Information about a proposed University City road connection will be available during a public meeting Oct. 28.
Area residents and business owners can learn more and ask questions about the Mallard Creek Road/IBM Drive connector during the meeting, hosted by the N.C. Department of Transportation and the Federal Highway Administration.
Once complete, the proposed connector will join IBM Drive to Mallard Creek Road at Baucom Drive. That will help relieve congestion at intersections such as Harris Boulevard at Mallard Creek Road and at IBM Drive, NCDOT officials said.
The nearly mile-long road will cut behind the University City YMCA beside the rear of the Autumn Park Apartments property, said NCDOT spokeswoman Jen Thompson.
The proposed connector also would improve vehicle and pedestrian access to the Y and area businesses, such as Well Fargo, she said.
The proposed connector would be a two-lane road with 11-foot-wide lanes; curbs and gutters; and a 10-foot multi-use path on the side facing the YMCA, Thompson said.
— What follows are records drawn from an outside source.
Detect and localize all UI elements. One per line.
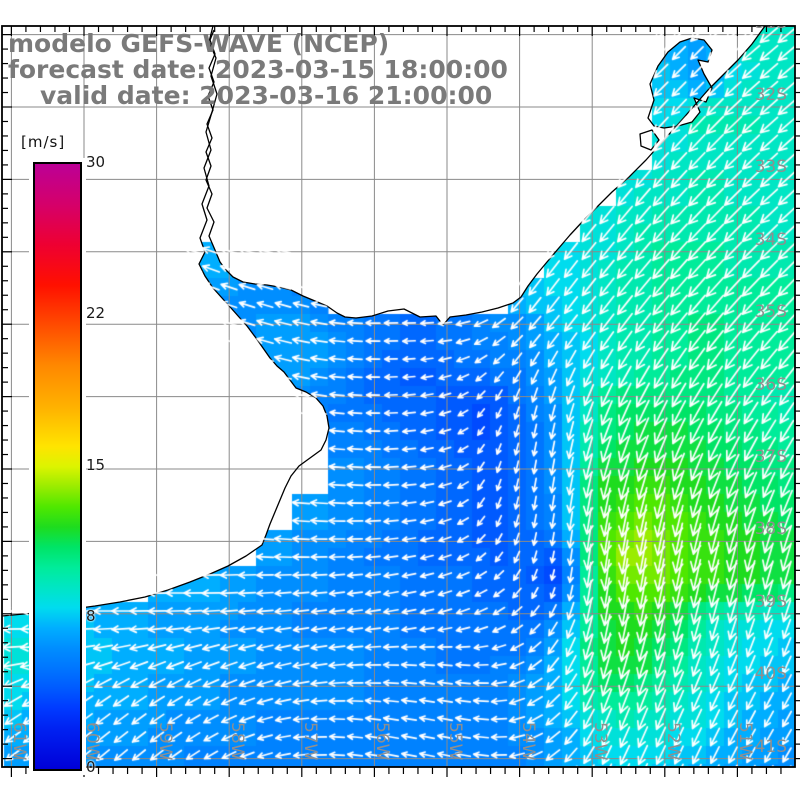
lat-label-41S: 41S [754, 736, 787, 757]
lat-label-39S: 39S [754, 591, 787, 612]
title-forecast-date: forecast date: 2023-03-15 18:00:00 [8, 55, 508, 84]
title-valid-date: valid date: 2023-03-16 21:00:00 [40, 81, 493, 110]
title-model-name: modelo GEFS-WAVE (NCEP) [8, 29, 390, 58]
lat-label-31S: 31S [727, 26, 787, 33]
lon-label-53W: 53W [590, 722, 611, 761]
colorbar-tick-15: 15 [86, 455, 106, 474]
lat-label-33S: 33S [754, 157, 787, 178]
lat-label-36S: 36S [754, 374, 787, 395]
axis-labels-layer: 31S 32S 33S 34S 35S 36S 37S 38S 39S 40S 41S 61W 60W 5… [2, 26, 795, 767]
lat-label-40S: 40S [754, 664, 787, 685]
lat-label-35S: 35S [754, 302, 787, 323]
lon-label-56W: 56W [372, 722, 393, 761]
lon-label-61W: 61W [9, 722, 30, 761]
lon-label-59W: 59W [154, 722, 175, 761]
lon-label-55W: 55W [445, 722, 465, 761]
lat-label-38S: 38S [754, 519, 787, 540]
lon-label-54W: 54W [517, 722, 538, 761]
colorbar-tick-22: 22 [86, 304, 106, 323]
colorbar-unit-label: [m/s] [21, 133, 66, 151]
colorbar-tick-0: 0 [86, 758, 96, 776]
lon-label-51W: 51W [735, 722, 756, 761]
lon-label-57W: 57W [299, 722, 320, 761]
colorbar-tick-30: 30 [86, 153, 106, 171]
axis-ticks [2, 26, 800, 777]
lat-label-37S: 37S [754, 447, 787, 467]
lon-label-58W: 58W [227, 722, 248, 761]
colorbar-tick-8: 8 [86, 606, 96, 625]
lon-label-52W: 52W [662, 722, 683, 761]
lon-label-60W: 60W [82, 722, 102, 761]
lat-label-32S: 32S [754, 85, 787, 105]
colorbar [33, 162, 82, 771]
lat-label-34S: 34S [754, 229, 787, 250]
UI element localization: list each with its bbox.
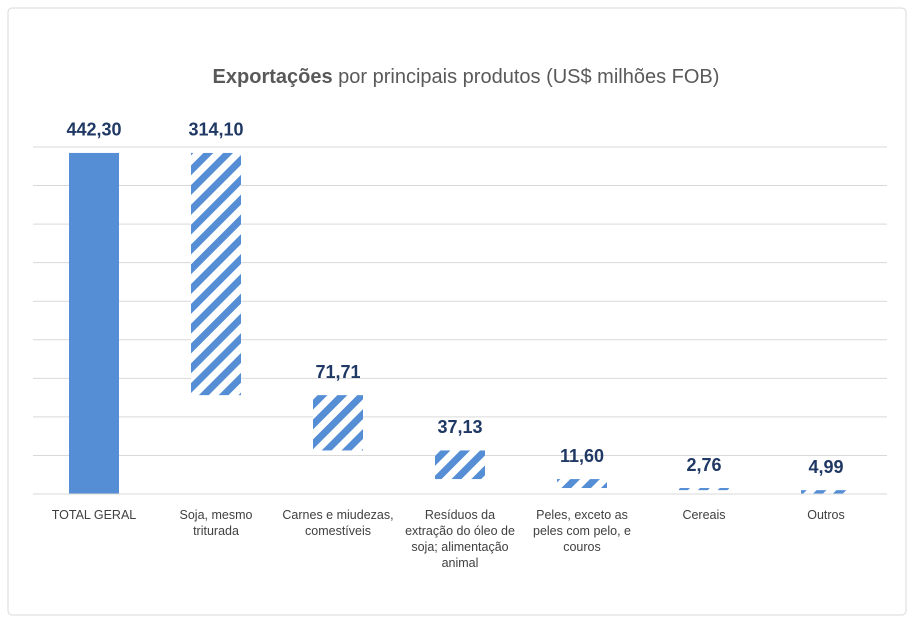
data-label: 11,60 [560,446,604,466]
x-tick-label: Cereais [682,508,726,522]
total-bar [69,152,119,494]
bar [313,395,363,451]
x-tick-label: Outros [807,508,845,522]
data-label: 37,13 [437,417,482,437]
data-label: 4,99 [808,457,843,477]
chart-title: Exportações por principais produtos (US$… [213,66,720,88]
data-label: 314,10 [188,120,243,140]
bar [801,490,851,494]
x-tick-label: Carnes e miudezas, comestíveis [282,508,394,538]
bar [191,152,241,396]
bar [557,479,607,489]
data-label: 71,71 [315,362,360,382]
x-tick-label: Soja, mesmo triturada [179,508,253,538]
x-tick-label: TOTAL GERAL [51,508,137,522]
bar [435,450,485,480]
data-label: 2,76 [686,455,721,475]
x-tick-label: Peles, exceto as peles com pelo, e couro… [533,508,631,554]
bar [679,488,729,491]
x-tick-label: Resíduos da extração do óleo de soja; al… [405,508,515,570]
data-label: 442,30 [66,120,121,140]
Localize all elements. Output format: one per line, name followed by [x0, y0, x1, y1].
A retaining wall on the northern portion of the connector would reduce the road’s effect on the YMCA’s walking path.
The connector – part of the larger Mallard Creek Road extension project – would be designed to accommodate roughly 4,400 vehicles per day by design year 2035, Thompson said. A 35 mph speed limit would help ensure the connector remains safe and accessible for pedestrians.
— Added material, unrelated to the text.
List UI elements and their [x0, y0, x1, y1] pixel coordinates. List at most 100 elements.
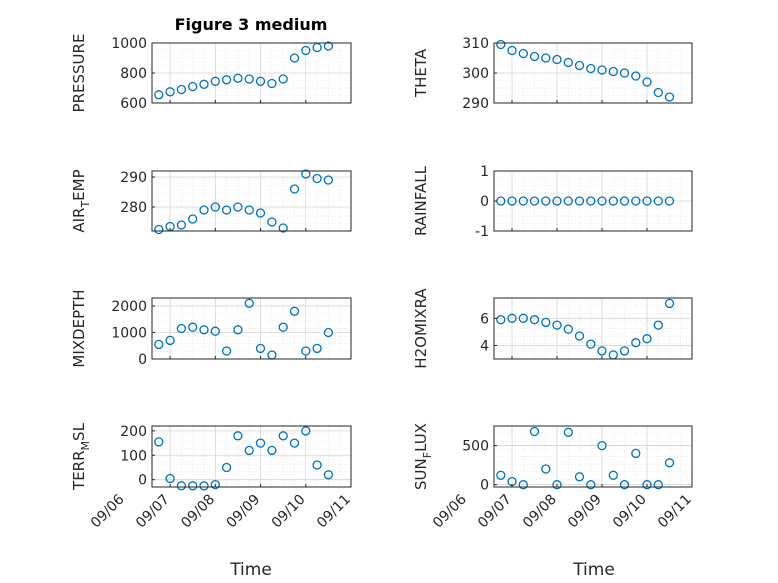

“I think it will be something (welcomed by) people who want quicker access and to not sit at stoplights,” she said. “It’s part of making that local network more connected and more friendly for motorists and pedestrians.”
The estimated time frame for the connector road project will depend on the approval of the required environmental document that outlines the possible effects of the project on water, air and quality of life, among other things, Thompson said.
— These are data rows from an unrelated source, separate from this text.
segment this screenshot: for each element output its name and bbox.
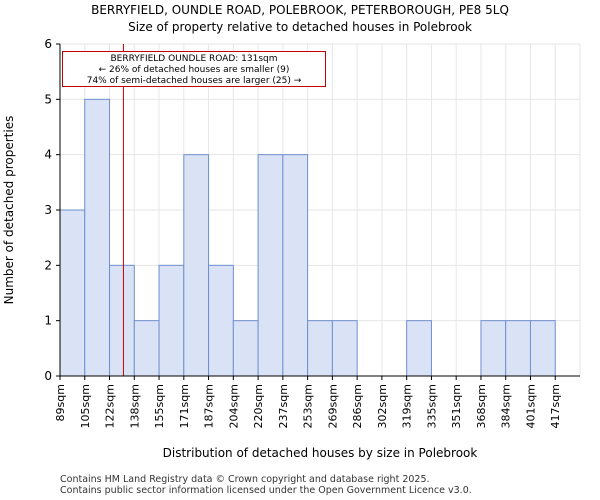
bar-220sqm (257, 154, 284, 377)
chart-subtitle: Size of property relative to detached ho… (128, 20, 472, 34)
x-tick-label: 187sqm (203, 384, 216, 428)
x-tick-label: 138sqm (128, 384, 141, 428)
bar-319sqm (406, 320, 432, 377)
y-tick-label: 2 (44, 258, 52, 272)
x-tick-label: 335sqm (425, 384, 438, 428)
bar-368sqm (480, 320, 507, 377)
bar-155sqm (158, 264, 185, 377)
x-tick-label: 237sqm (277, 384, 290, 428)
bar-401sqm (529, 320, 556, 377)
bar-384sqm (505, 320, 531, 377)
bar-122sqm (109, 264, 135, 377)
chart-title: BERRYFIELD, OUNDLE ROAD, POLEBROOK, PETE… (91, 3, 509, 17)
bar-187sqm (208, 264, 234, 377)
x-tick-label: 253sqm (302, 384, 315, 428)
y-axis-label: Number of detached properties (2, 116, 16, 305)
property-annotation-box: BERRYFIELD OUNDLE ROAD: 131sqm ← 26% of … (62, 51, 326, 87)
annotation-line-1: BERRYFIELD OUNDLE ROAD: 131sqm (110, 54, 278, 64)
bar-253sqm (307, 320, 333, 377)
x-tick-label: 286sqm (351, 384, 364, 428)
y-tick-label: 1 (44, 314, 52, 328)
x-tick-label: 171sqm (178, 384, 191, 428)
bar-204sqm (232, 320, 259, 377)
x-tick-label: 89sqm (54, 384, 67, 421)
x-tick-label: 204sqm (227, 384, 240, 428)
footer-copyright: Contains HM Land Registry data © Crown c… (60, 474, 430, 485)
x-tick-label: 220sqm (252, 384, 265, 428)
x-tick-label: 105sqm (79, 384, 92, 428)
x-tick-label: 319sqm (401, 384, 414, 428)
bar-138sqm (133, 320, 160, 377)
bar-89sqm (59, 209, 86, 377)
x-axis-label: Distribution of detached houses by size … (163, 446, 478, 460)
y-tick-label: 0 (44, 369, 52, 383)
bar-105sqm (84, 98, 111, 377)
y-tick-label: 4 (44, 148, 52, 162)
y-tick-label: 5 (44, 92, 52, 106)
y-tick-label: 6 (44, 37, 52, 51)
x-tick-label: 401sqm (524, 384, 537, 428)
bar-171sqm (183, 154, 210, 377)
annotation-line-3: 74% of semi-detached houses are larger (… (86, 76, 302, 86)
x-tick-label: 351sqm (450, 384, 463, 428)
x-tick-label: 122sqm (104, 384, 117, 428)
x-tick-label: 155sqm (153, 384, 166, 428)
bar-269sqm (331, 320, 358, 377)
footer-licence: Contains public sector information licen… (60, 485, 472, 496)
x-tick-label: 384sqm (500, 384, 513, 428)
y-tick-label: 3 (44, 203, 52, 217)
x-tick-label: 417sqm (549, 384, 562, 428)
annotation-line-2: ← 26% of detached houses are smaller (9) (98, 65, 290, 75)
x-tick-label: 368sqm (475, 384, 488, 428)
x-tick-label: 302sqm (376, 384, 389, 428)
x-tick-label: 269sqm (326, 384, 339, 428)
bar-237sqm (282, 154, 309, 377)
If the document is finished and approved by March or April, Thompson said, property acquisition would likely start shortly thereafter, followed by construction, possibly in June.
Most of the property needed for the project belongs to the YMCA, and the department has begun purchase conversations with property owners, Thompson said.
The estimated cost of the project has yet to be determined, as it’s still in the early stages of engineering design and has yet to be let out to bid to contractors, Thompson said.
The Oct. 28 public meeting will be the first for the project. More could follow, once more details – such as proposed names for the connector road and more design specifics – are in place, Thompson said.
“We’ve been calling it the IBM Drive connector, but that’s not the official name. We haven’t determined one yet,” she said. “(University City) folks should provide their input. We want them to be happy with what they see and hear.”
No formal presentation will be given during the Oct. 28 meeting, Thompson said, but NCDOT representatives will be available to provide details and answer questions.
Those who are unable to attend are encouraged to call or email their thoughts and questions, she said, noting that information should be available online soon.
“We want people to be involved with what we’re doing,” Thompson said. “We welcome what people have to say, because we really do take it into consideration.”